Her acı bizi şekillendiriyor. Dün yaşadığımız ve çektiğimiz acılar ve bize öğrettikleri geleceğimizin doğru seçimleri, mutlulukları ve neşe kaynakları olarak karşımıza çıkıyor. Acı çekmekten korkup, tüm hayatımızı acı duymamak üzerine kurmaya çalıştığımız her anda aslında kendimizi kendi ellerimizle hazırladığımız bir kafesin içine koyuyoruz. Oysa bizi biz yapanın yaşadığımız tecrübeler kadar bu tecrübeleri yaşarken zaman zaman maruz kaldığımız acılar olduğunu da kabul edip kendimizi özgürleştirmemiz gerekiyor.
Hayatta birçok şey insana acı verebilir. Başarısız olmak, reddedilmek, takdir edilmemek ya da yalnız hissetmek gibi birçok duygu hepimize korkunç acı verir. Zaman zaman bir yerimiz kesilse bu kadar acı duymayacağımızı düşündüğümüz anlar yaşarız. Bu anları yaşamaktan endişe ederek hayatı hiç yaşamamayı tercih etmek; acının da diğer tüm duygular gibi yaşamın bir gölgesi olduğunu anlayamamaktan kaynaklanır.

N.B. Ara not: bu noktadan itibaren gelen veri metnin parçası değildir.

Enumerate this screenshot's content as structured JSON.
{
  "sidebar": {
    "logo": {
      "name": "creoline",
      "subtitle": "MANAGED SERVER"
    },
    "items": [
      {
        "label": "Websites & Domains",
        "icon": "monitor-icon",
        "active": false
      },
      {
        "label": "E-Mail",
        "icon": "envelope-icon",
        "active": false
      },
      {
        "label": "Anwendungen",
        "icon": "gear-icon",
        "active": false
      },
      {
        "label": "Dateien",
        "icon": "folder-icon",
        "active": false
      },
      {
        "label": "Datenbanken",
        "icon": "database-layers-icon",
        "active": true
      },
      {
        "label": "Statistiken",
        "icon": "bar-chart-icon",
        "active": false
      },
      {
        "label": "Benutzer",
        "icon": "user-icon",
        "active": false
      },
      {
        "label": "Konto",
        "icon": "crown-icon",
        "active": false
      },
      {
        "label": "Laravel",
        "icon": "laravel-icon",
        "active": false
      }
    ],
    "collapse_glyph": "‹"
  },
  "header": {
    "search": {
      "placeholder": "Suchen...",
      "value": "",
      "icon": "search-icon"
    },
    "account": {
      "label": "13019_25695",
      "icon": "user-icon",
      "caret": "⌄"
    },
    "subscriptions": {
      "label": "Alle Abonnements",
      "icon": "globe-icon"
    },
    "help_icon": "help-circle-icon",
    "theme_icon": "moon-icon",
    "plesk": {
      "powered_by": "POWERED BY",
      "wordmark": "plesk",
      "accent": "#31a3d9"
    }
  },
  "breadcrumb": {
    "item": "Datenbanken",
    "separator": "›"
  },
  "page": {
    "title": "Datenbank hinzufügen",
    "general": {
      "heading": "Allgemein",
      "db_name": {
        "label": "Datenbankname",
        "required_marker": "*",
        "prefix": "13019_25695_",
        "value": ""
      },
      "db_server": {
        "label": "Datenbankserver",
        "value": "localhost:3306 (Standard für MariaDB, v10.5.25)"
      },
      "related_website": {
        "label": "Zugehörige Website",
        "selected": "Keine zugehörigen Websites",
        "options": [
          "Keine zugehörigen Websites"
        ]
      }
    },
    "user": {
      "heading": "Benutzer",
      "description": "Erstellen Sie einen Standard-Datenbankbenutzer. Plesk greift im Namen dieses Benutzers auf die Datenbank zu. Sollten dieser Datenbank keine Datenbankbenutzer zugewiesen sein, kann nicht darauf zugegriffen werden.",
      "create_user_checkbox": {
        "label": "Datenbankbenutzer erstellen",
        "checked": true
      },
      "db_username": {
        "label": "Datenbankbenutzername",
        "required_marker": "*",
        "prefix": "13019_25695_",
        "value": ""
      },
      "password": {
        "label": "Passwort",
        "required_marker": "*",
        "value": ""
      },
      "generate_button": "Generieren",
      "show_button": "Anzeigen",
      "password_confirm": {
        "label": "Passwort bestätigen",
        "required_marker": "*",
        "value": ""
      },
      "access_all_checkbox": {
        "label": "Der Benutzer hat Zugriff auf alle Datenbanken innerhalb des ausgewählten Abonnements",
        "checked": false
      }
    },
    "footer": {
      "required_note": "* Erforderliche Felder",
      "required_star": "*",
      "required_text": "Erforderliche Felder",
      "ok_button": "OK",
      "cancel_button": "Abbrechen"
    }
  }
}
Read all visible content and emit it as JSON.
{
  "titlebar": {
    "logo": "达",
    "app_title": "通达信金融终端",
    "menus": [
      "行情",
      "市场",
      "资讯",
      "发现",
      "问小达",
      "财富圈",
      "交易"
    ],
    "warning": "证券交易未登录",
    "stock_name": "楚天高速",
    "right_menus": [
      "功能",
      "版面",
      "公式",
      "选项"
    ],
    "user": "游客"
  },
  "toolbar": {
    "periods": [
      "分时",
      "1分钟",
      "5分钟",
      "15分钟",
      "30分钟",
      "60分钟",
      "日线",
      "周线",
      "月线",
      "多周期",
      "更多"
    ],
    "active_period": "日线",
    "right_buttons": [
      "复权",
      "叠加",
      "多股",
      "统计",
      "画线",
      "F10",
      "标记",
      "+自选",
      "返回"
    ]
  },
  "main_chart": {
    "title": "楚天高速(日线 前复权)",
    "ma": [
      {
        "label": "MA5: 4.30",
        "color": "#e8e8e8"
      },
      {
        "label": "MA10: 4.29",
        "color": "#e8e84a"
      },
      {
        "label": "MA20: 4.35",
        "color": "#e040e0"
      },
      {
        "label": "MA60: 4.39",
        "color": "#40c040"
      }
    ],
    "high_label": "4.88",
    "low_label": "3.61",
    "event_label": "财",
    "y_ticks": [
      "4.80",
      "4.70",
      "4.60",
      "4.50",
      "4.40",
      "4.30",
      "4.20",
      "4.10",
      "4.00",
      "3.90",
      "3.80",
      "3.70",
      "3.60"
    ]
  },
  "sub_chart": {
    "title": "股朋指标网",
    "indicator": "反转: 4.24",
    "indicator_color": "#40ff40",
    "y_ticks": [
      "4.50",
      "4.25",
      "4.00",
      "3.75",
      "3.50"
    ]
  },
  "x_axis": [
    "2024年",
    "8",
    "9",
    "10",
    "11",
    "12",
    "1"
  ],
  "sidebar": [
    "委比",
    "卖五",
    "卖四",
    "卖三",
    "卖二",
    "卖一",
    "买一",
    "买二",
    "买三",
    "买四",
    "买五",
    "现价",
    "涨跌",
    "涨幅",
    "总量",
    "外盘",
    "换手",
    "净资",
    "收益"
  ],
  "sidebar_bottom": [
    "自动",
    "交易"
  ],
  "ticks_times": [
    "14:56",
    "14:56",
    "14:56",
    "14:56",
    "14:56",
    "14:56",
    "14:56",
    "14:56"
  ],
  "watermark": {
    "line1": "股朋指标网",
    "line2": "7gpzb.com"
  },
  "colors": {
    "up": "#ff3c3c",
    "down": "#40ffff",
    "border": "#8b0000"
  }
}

Tabi ki hiç kimse çekilen her acının sonunun mutluluk olacağı garantisini veremez. Ancak acıdan korkarak yaşamaktansa acıları kabul etmenin; insanı hayata daha hazır hale getireceğine, onu olgunlaştıracağına, bakış açısını değiştirip gerçekten hayatı “yaşadım” diyebileceğine dair garanti verilebilir.
Bütün acılar korkaktır, yaşama karşı duyulan aşırı arzu karşısında acı geriler; çünkü yaşama arzusu, düşüncelerimizde var olan ölüm arzusundan çok daha güçlü şekilde bedenimizin her zerresinde mevcuttur. Stefan Zweig
“Bütün acılar korkaktır, yaşama karşı duyulan aşırı arzu karşısında acı geriler; çünkü yaşama arzusu, düşüncelerimizde var olan ölüm arzusundan çok daha güçlü şekilde bedenimizin her zerresinde mevcuttur. Stefan Zweig“ Maalesef bunu yazan eşini de razı ederek intihar etti. Buna ne diyebiliriz. Acılar/sevinçler hep bir arada vardır. Hep sevindirdik olunmaz, bu da hiç uygun olmuyor insanoğluna.. illa ki acı olacak. Çin yemekleri gibi acı/tatlı bir arada..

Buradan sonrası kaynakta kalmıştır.